Ecco quindi spiegato il grande network, la grande rete giudiziaria europea che è costituita dalla Corte giustizia e dai giudici nazionali, che sono un tutt’uno per quello che riguarda il diritto dell'Unione. I giudici nazionali sono i giudici dei loro stati ma sono anche i giudici dell'UEe sono loro che, in ultima analisi, garantiscono l'applicazione uniforme, che pone tutti i cittadini davanti alla legge sullo stesso piano. Sono proprio i giudici nazionali, tramite questo dialogo con la CGUE, che garantiscono ogni giorno l’esecuzione, la corretta interpretazione e applicazione del diritto dell’unione. Ecco perché questo sistema è così cruciale.

Perciò nel tutelare lo stato di diritto tra i tanti valori che lo connotano, la libertà di stampa per esempio, si è partiti proprio dall’indipendenza dei giudici. Perché sono l’asse portante di tutto il sistema giurisdizionale dell’UE. Il magistrato deve godere dell’indipendenza ma anche apparire indipendente, perché ciò assicura la fiducia nel sistema giudiziario.

Nel corso della discussione la professoressa ha poi affrontato un tema di grande interesse: il ruolo della Corte. Lo ha fatto cercando di sfatare il mito secondo il quale la Corte di Giustizia vuole più potere, vuole allargarsi, vuole pronunciarsi su tutto… e affermando che non è affatto così. La Corte vorrebbe pronunciarsi solo su questioni nuove. Invece, il problema è che le vengono sottoposte numerosissime questioni sulla stessa direttiva. Il suo ruolo dovrebbe invece essere un ruolo “più costituzionale”, cioè dovrebbe essere il ruolo di definire i principi, piuttosto che fornire dettagli sull'applicazione. La complessa riflessione in atto riguarda la difficile distinzione tra interpretazione e applicazione. La Corte ritiene che l'interpretazione sia di sua competenza ma che l'applicazione tocchi ai giudici nazionali, i quali devono prendere in mano il diritto dell’Unione e applicarlo, non rivolgersi a Lussemburgo per ogni piccolo dettaglio.

La giudice ha sottolineato, infine, come è significativo che la sede della Corte sia a Lussemburgo e non a Bruxelles.
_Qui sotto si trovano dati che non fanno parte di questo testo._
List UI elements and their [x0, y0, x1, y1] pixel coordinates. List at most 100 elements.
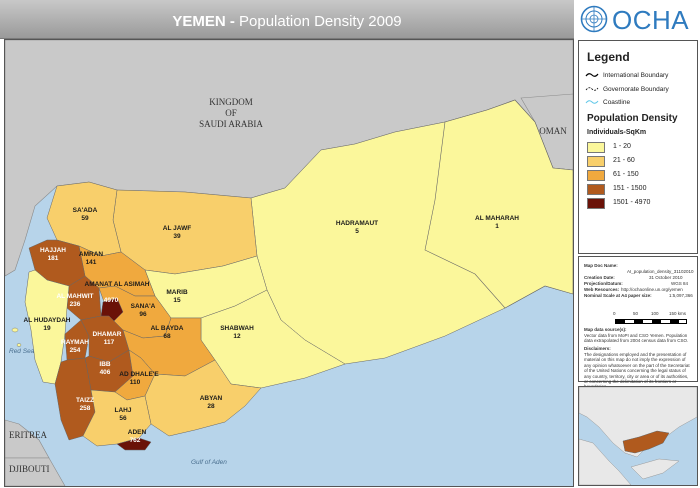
- inset-horn: [630, 458, 680, 480]
- saudi-label-1: KINGDOM: [209, 97, 253, 107]
- swatch-label-21-60: 21 - 60: [613, 157, 635, 164]
- eritrea-label: ERITREA: [9, 430, 47, 440]
- gov-label-shabwah: SHABWAH: [220, 325, 254, 332]
- gov-label-amran: AMRAN: [79, 251, 103, 258]
- gov-value-raymah: 254: [70, 347, 81, 354]
- gov-label-amanat: AMANAT AL ASIMAH: [85, 281, 150, 288]
- swatch-label-1501-4970: 1501 - 4970: [613, 199, 651, 206]
- sources-title: Map data source(s):: [584, 327, 627, 332]
- legend-international-boundary: International Boundary: [585, 72, 668, 79]
- scale-label: Nominal Scale at A4 paper size:: [584, 293, 652, 298]
- swatch-1501-4970: [587, 198, 605, 209]
- scale-tick-150: 150 kms: [669, 311, 687, 316]
- density-title: Population Density: [587, 113, 678, 124]
- map-title: YEMEN - Population Density 2009: [172, 13, 402, 30]
- swatch-1-20: [587, 142, 605, 153]
- gov-value-ad-dhalee: 110: [130, 379, 141, 386]
- saudi-label-3: SAUDI ARABIA: [199, 119, 263, 129]
- gov-value-saada: 59: [81, 215, 89, 222]
- gov-label-abyan: ABYAN: [200, 395, 223, 402]
- aden-region: [116, 437, 152, 451]
- disclaimer-title: Disclaimers:: [584, 346, 611, 351]
- gov-value-al-jawf: 39: [173, 233, 181, 240]
- scale-bar: [615, 319, 687, 324]
- scale-tick-100: 100: [651, 311, 659, 316]
- ocha-wordmark: OCHA: [612, 5, 690, 35]
- gov-label-lahj: LAHJ: [115, 407, 132, 414]
- legend-coastline: Coastline: [585, 99, 630, 106]
- gov-label-ibb: IBB: [99, 361, 111, 368]
- gov-value-aden: 762: [130, 437, 141, 444]
- ocha-logo: OCHA: [578, 4, 698, 35]
- oman-label: OMAN: [539, 126, 567, 136]
- legend-panel: Legend International Boundary Governorat…: [578, 40, 698, 254]
- gov-label-hadramaut: HADRAMAUT: [336, 220, 378, 227]
- density-unit: Individuals-SqKm: [587, 129, 647, 136]
- doc-name-value: AI_population_density_31102010: [627, 269, 694, 274]
- web-value: http://ochaonline.un.org/yemen: [621, 287, 683, 292]
- swatch-label-151-1500: 151 - 1500: [613, 185, 647, 192]
- scale-tick-0: 0: [613, 311, 616, 316]
- gov-value-sanaa: 96: [139, 311, 147, 318]
- creation-value: 31 October 2010: [649, 275, 683, 280]
- swatch-151-1500: [587, 184, 605, 195]
- saudi-label-2: OF: [225, 108, 237, 118]
- gov-label-sanaa: SANA'A: [131, 303, 156, 310]
- gov-value-marib: 15: [173, 297, 181, 304]
- swatch-21-60: [587, 156, 605, 167]
- gov-label-hajjah: HAJJAH: [40, 247, 66, 254]
- un-emblem-icon: [580, 5, 608, 33]
- island: [16, 343, 22, 347]
- gov-value-hadramaut: 5: [355, 228, 359, 235]
- disclaimer-text: The designations employed and the presen…: [584, 352, 690, 389]
- swatch-label-61-150: 61 - 150: [613, 171, 639, 178]
- gov-value-al-bayda: 68: [163, 333, 171, 340]
- projection-label: Projection/Datum:: [584, 281, 623, 286]
- yemen-map: KINGDOM OF SAUDI ARABIA OMAN ERITREA DJI…: [5, 40, 573, 486]
- creation-label: Creation Date:: [584, 275, 615, 280]
- swatch-61-150: [587, 170, 605, 181]
- gov-value-taizz: 258: [80, 405, 91, 412]
- gov-label-dhamar: DHAMAR: [93, 331, 122, 338]
- eritrea-area: [5, 419, 50, 459]
- red-sea-label: Red Sea: [9, 348, 35, 355]
- scale-value: 1:5,097,366: [669, 293, 693, 298]
- title-bar: [0, 0, 574, 39]
- gov-value-al-maharah: 1: [495, 223, 499, 230]
- gov-value-abyan: 28: [207, 403, 215, 410]
- gov-value-ibb: 406: [100, 369, 111, 376]
- gov-label-ad-dhalee: AD DHALE'E: [119, 371, 159, 378]
- governorate-boundary-icon: [585, 87, 599, 91]
- gov-label-al-hudaydah: AL HUDAYDAH: [24, 317, 71, 324]
- legend-governorate-boundary: Governorate Boundary: [585, 86, 669, 93]
- al-jawf-region: [112, 189, 258, 275]
- gov-label-taizz: TAIZZ: [76, 397, 94, 404]
- gov-value-dhamar: 117: [104, 339, 115, 346]
- gov-label-aden: ADEN: [128, 429, 147, 436]
- locator-inset-map: [578, 386, 698, 486]
- web-label: Web Resources:: [584, 287, 620, 292]
- gulf-of-aden-label: Gulf of Aden: [191, 459, 227, 466]
- gov-value-lahj: 56: [119, 415, 127, 422]
- island: [11, 327, 19, 333]
- gov-value-al-mahwit: 236: [70, 301, 81, 308]
- legend-title: Legend: [587, 50, 630, 64]
- gov-label-marib: MARIB: [166, 289, 188, 296]
- inset-africa: [579, 438, 632, 485]
- gov-label-al-bayda: AL BAYDA: [151, 325, 184, 332]
- locator-map: [579, 387, 697, 485]
- djibouti-label: DJIBOUTI: [9, 464, 50, 474]
- al-maharah-region: [424, 99, 573, 309]
- gov-value-shabwah: 12: [233, 333, 241, 340]
- projection-value: WGS 84: [671, 281, 689, 286]
- gov-label-al-mahwit: AL MAHWIT: [56, 293, 93, 300]
- gov-value-hajjah: 181: [48, 255, 59, 262]
- raymah-region: [64, 319, 90, 361]
- gov-label-al-maharah: AL MAHARAH: [475, 215, 519, 222]
- scale-tick-50: 50: [633, 311, 639, 316]
- coastline-icon: [585, 100, 599, 105]
- sources-text: Vector data from MoPI and CSO Yemen. Pop…: [584, 333, 689, 344]
- gov-value-amran: 141: [86, 259, 97, 266]
- map-info-panel: Map Doc Name: AI_population_density_3110…: [578, 256, 698, 389]
- gov-label-raymah: RAYMAH: [61, 339, 89, 346]
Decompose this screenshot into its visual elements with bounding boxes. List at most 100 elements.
È volutamente lontana dalle altre istituzioni. Proprio perché il giudice deve essere solo, deve riflettere da solo, senza influenza da parte delle altre istituzioni. I giudici si sentono immersi in un dialogo fortissimo con i giudici nazionali, un dialogo con molteplici componenti, non soltanto la moltitudine di rinvii pregiudiziali.

Si tratta però di un dibattito fra giudici, utile per ragionare di categorie giuridiche e col relativo metodo. L’isolamento è dunque nei confronti della politica ma non rispetto alle altre giurisdizioni, sia quelle nazionali che la Corte europea dei diritti dell'uomo.